“会,”项不渝认真地说,“所以,不管你知道些什么,最好都守口如瓶。”会吗?也许到了那一刻,他会下不了手。只因为她是她,举手
投足都对他有一点影响的迟静兰!
静兰低垂下了眸子,“那为什么要杀她?”她低着头,没有看到项不渝眼里一闪而过的痛楚。
“只是错手。不是故意。”
他说完这句话,就先策马走了。原野他们见状,立即追了上去,他们不能离项不渝太远,以免发生风险。静兰慢慢地策着马,细嚼着他话里的意思。只是错手,不是故意……也许他也觉得难过吧?所以他才会在废园里给她烧纸钱?
可是不管是什么原因,她还是有些不能接受。策马赶上司徒青歌,他看她,“你们吵架了?”
“没有,”她错愕地看他,“怎么这样以为?”
“他刚刚马驾得很快。似乎在发泄。”
静兰的心微微一动。他……是难过吗?这轻微的思绪已经抓紧了她,她皱了皱眉,这个感觉来得太突然,连她自己都错愕不已。她看了看司徒青歌,忽然觉得有些心虚,她不是个朝三暮四的人啊。这是……哪个环节出了差错?

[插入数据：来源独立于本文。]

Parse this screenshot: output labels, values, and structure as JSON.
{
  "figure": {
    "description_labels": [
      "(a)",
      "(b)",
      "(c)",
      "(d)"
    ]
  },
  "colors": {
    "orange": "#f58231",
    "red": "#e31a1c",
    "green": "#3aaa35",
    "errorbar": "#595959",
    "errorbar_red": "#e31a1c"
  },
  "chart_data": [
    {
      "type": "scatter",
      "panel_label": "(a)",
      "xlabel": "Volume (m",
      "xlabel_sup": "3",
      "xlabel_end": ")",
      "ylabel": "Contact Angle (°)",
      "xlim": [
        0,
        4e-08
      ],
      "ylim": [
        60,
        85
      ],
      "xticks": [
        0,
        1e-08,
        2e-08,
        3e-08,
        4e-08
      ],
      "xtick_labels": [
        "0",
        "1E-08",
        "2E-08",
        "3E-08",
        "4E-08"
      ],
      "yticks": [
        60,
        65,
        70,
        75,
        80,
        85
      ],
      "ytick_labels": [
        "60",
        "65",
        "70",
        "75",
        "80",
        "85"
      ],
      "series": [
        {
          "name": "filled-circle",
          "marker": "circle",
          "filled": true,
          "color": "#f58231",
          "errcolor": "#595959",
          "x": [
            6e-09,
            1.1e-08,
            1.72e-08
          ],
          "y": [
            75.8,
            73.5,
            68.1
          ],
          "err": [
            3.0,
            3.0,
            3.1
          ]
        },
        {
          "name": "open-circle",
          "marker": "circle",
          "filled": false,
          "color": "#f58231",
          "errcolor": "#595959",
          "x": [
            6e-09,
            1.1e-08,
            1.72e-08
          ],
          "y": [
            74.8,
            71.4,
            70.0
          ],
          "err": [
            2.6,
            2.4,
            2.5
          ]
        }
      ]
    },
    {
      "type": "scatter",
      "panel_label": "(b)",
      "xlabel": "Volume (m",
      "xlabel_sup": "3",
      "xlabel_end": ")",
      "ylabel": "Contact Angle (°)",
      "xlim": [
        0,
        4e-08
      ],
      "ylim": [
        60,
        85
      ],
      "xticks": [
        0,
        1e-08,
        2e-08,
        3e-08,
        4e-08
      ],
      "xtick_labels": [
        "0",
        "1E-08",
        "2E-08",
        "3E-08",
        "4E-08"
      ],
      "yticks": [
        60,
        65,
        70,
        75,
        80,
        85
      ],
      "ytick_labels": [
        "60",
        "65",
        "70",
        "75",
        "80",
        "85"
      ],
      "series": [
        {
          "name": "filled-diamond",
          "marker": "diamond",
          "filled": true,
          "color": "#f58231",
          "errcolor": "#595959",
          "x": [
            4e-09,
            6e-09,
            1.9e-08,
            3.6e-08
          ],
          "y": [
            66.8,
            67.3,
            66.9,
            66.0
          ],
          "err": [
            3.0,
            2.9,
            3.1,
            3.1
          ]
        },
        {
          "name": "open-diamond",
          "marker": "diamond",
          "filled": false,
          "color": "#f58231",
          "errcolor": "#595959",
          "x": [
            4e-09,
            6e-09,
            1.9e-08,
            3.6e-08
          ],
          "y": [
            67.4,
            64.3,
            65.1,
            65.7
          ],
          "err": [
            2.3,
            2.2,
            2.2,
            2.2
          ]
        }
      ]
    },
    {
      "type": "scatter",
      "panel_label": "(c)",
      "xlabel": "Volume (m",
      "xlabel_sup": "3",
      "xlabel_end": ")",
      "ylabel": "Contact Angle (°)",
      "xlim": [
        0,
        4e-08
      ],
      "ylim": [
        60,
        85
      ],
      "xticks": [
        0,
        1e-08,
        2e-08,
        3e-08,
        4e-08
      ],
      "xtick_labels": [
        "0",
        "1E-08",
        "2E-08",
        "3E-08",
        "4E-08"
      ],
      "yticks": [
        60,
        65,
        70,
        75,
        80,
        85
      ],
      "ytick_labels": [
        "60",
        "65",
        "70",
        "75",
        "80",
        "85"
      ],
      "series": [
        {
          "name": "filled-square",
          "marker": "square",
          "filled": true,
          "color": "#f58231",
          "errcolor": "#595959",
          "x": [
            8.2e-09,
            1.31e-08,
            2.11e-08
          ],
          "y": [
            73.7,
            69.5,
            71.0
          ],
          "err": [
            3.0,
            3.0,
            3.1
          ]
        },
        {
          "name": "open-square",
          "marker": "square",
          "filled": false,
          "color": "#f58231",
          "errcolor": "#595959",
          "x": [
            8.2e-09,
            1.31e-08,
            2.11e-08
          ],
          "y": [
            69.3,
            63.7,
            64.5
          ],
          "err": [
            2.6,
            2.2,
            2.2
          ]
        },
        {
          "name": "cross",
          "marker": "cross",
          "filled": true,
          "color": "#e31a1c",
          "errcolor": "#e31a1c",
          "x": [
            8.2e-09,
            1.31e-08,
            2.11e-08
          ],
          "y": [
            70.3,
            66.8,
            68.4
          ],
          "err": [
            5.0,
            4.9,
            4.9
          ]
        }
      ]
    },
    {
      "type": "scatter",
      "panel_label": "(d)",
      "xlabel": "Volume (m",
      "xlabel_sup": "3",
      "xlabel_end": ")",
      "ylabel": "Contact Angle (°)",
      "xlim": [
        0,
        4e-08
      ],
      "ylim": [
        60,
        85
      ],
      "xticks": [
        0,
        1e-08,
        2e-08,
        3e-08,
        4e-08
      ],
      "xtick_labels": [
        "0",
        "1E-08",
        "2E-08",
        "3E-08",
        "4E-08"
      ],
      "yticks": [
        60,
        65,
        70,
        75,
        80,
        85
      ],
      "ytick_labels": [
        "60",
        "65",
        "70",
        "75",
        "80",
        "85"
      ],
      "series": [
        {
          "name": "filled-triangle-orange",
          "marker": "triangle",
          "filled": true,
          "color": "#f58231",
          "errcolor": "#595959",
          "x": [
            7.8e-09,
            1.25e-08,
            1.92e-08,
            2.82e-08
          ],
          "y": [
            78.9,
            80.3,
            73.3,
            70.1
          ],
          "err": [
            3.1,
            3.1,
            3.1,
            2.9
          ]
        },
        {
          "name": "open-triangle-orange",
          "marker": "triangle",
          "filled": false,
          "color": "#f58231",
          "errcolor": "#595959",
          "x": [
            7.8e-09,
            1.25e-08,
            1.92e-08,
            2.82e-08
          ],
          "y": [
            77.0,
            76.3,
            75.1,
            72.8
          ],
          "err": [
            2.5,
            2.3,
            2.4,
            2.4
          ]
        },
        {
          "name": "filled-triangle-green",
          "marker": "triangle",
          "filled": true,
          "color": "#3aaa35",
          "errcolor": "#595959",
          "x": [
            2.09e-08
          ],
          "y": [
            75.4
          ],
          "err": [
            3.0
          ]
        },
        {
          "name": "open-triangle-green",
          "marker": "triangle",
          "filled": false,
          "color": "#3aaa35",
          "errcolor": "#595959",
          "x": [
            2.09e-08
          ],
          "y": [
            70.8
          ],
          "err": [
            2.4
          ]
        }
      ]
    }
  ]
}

苏雪娇还是不大和迟静兰说话,静兰觉得很难过,可是,这能怎么样呢?师父也有她的考量。终于在这古怪的气氛中,他们到达了山西。甫入这个地方,并没有静兰预想中百姓的慌乱,他们似乎该干什么还是干什么。只听项不渝说,病情最严重在大同一带,这儿几乎没有例病发生。
在靠近大同的时候,住客栈变得不容易,有些人怕客人有鼠疫传给自己,干脆都不做生意了,所以有时实在没法子,只能去投靠本地官员。只那些太医们出示了身份,对于项不渝等人,则只是“随从”而已。免得展明了身份不好办事。
静兰他们没找着地方住,也只得随着项不渝占些儿便宜。可把这县令给忙坏了,毕竟朝廷一下子来了这么多位太医和打杂的,怎敢不好生候着?但毕竟房间有限,能凑合住三四个人的,就住了。连司徒歌,都被分配到项不渝屋子里。
屋子里只有一张床,显而易见,这床该留给项不渝。但是出乎意料地,他邀请了司徒青歌:“你可以也到**来睡——别以为朕有多善良,只是你身体太差,朕不想你死在这个屋子里,让朕沾上晦气。”